Robinson has no doubt given the team a nice spark over the last few games, but Beltran is one of the greatest postseason performers of all time and Robinson simply can't replace him if he does in fact miss significant time.
Jon Lester Steps His Game Up in the Fall Classic
Consecutive Scoreless Innings to start WS Career: 13.1
Boston Record: 17 (Jim Lonborg, 1967)
The Red Sox have a long and storied history, so breaking into their record books is no easy feat, but Jon Lester took a big step towards doing just that on Wednesday with his 7.2 scoreless innings of work.
That outing, combined with his first and only other World Series start back in 2007 when he threw 5.2 scoreless innings against the Rockies, gives him the third-longest scoreless innings streak to open a career in team World Series history.
Bruce Hurst (15.1 IP in 1986), Luis Tiant (13.1 in 1975) and Dave Ferriss (10.1 in 1946) join Lester in double-digits, as the left-hander will be gunning for the team record his next time out.
Lester was the unquestioned ace of the Red Sox staff entering the postseason, and he's proven he deserves that title so far this October.
*It's worth noting, Babe Ruth allowed a run in his very first inning of World Series work back in 1916, then rattled off a then-record 29.2 consecutive scoreless innings extending two starts into the 1918 World Series. That record stood until 1961, when Whitey Ford set the current record with 33.2 straight shutout innings.
Game 1 Winners Go on to Win It All 63% of the Time
Since 1903 (First World Series), Game 1 winners are: 68-40 (63%)
Since 1969 (Addition of LCS), Game 1 winners are: 30-14 (68%)
Since 1995 (Addition of LDS) Game 1 winners are: 16-3 (84%)
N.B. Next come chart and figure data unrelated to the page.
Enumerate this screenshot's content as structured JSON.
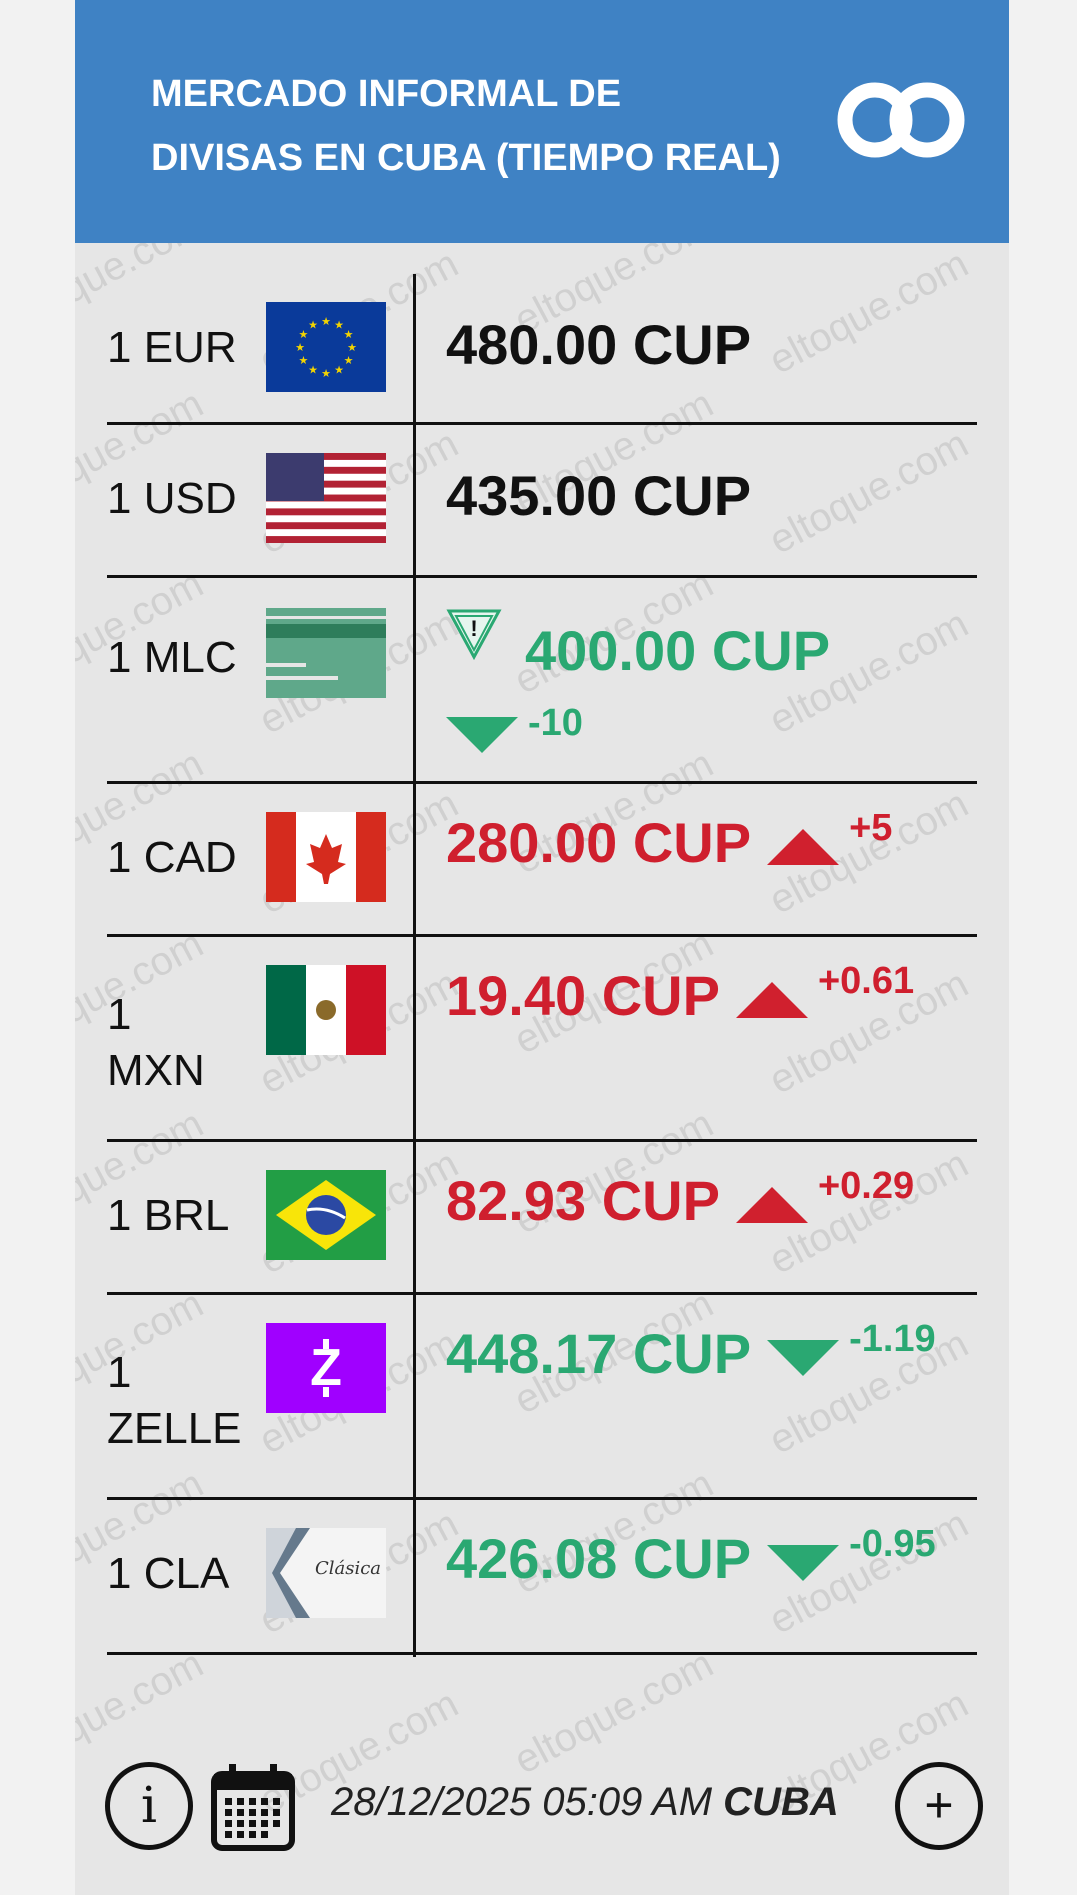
{
  "header": {
    "title_line1": "MERCADO INFORMAL DE",
    "title_line2": "DIVISAS EN CUBA (TIEMPO REAL)",
    "logo": "eltoque-logo"
  },
  "watermark": "eltoque.com",
  "colors": {
    "header": "#3f82c4",
    "up": "#cf1f2e",
    "down": "#2aa872",
    "neutral": "#111111"
  },
  "rates": [
    {
      "label": "1 EUR",
      "flag": "eu-flag",
      "price": "480.00 CUP",
      "trend": "none",
      "change": ""
    },
    {
      "label": "1 USD",
      "flag": "us-flag",
      "price": "435.00 CUP",
      "trend": "none",
      "change": ""
    },
    {
      "label": "1 MLC",
      "flag": "mlc-card",
      "price": "400.00 CUP",
      "trend": "down",
      "change": "-10",
      "warning": true
    },
    {
      "label": "1 CAD",
      "flag": "canada-flag",
      "price": "280.00 CUP",
      "trend": "up",
      "change": "+5"
    },
    {
      "label": "1 MXN",
      "flag": "mexico-flag",
      "price": "19.40 CUP",
      "trend": "up",
      "change": "+0.61"
    },
    {
      "label": "1 BRL",
      "flag": "brazil-flag",
      "price": "82.93 CUP",
      "trend": "up",
      "change": "+0.29"
    },
    {
      "label": "1 ZELLE",
      "flag": "zelle-logo",
      "price": "448.17 CUP",
      "trend": "down",
      "change": "-1.19"
    },
    {
      "label": "1 CLA",
      "flag": "clasica-card",
      "price": "426.08 CUP",
      "trend": "down",
      "change": "-0.95",
      "flag_text": "Clásica"
    }
  ],
  "footer": {
    "date": "28/12/2025 05:09 AM",
    "region": "CUBA",
    "info_icon": "info-icon",
    "calendar_icon": "calendar-icon",
    "add_icon": "plus-icon"
  }
}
Winning Game 1 is certainly a nice start to any teams hopes of capping off a title run, but how big of a step is a Game 1 victory?
Up until the addition of the Division Series in 1995, teams that won Game 1 of the World Series went a combined 52-37 (.584), so while there was a slight advantage towards the Game 1 winner, it was not an eye-popping advantage by any means.
However, since the Wild Card was introduced and the playoff format was changed in 1995, the team winning Game 1 is 16-3 in the World Series, so it would seem the Red Sox took a major step in jumping out to an early series lead.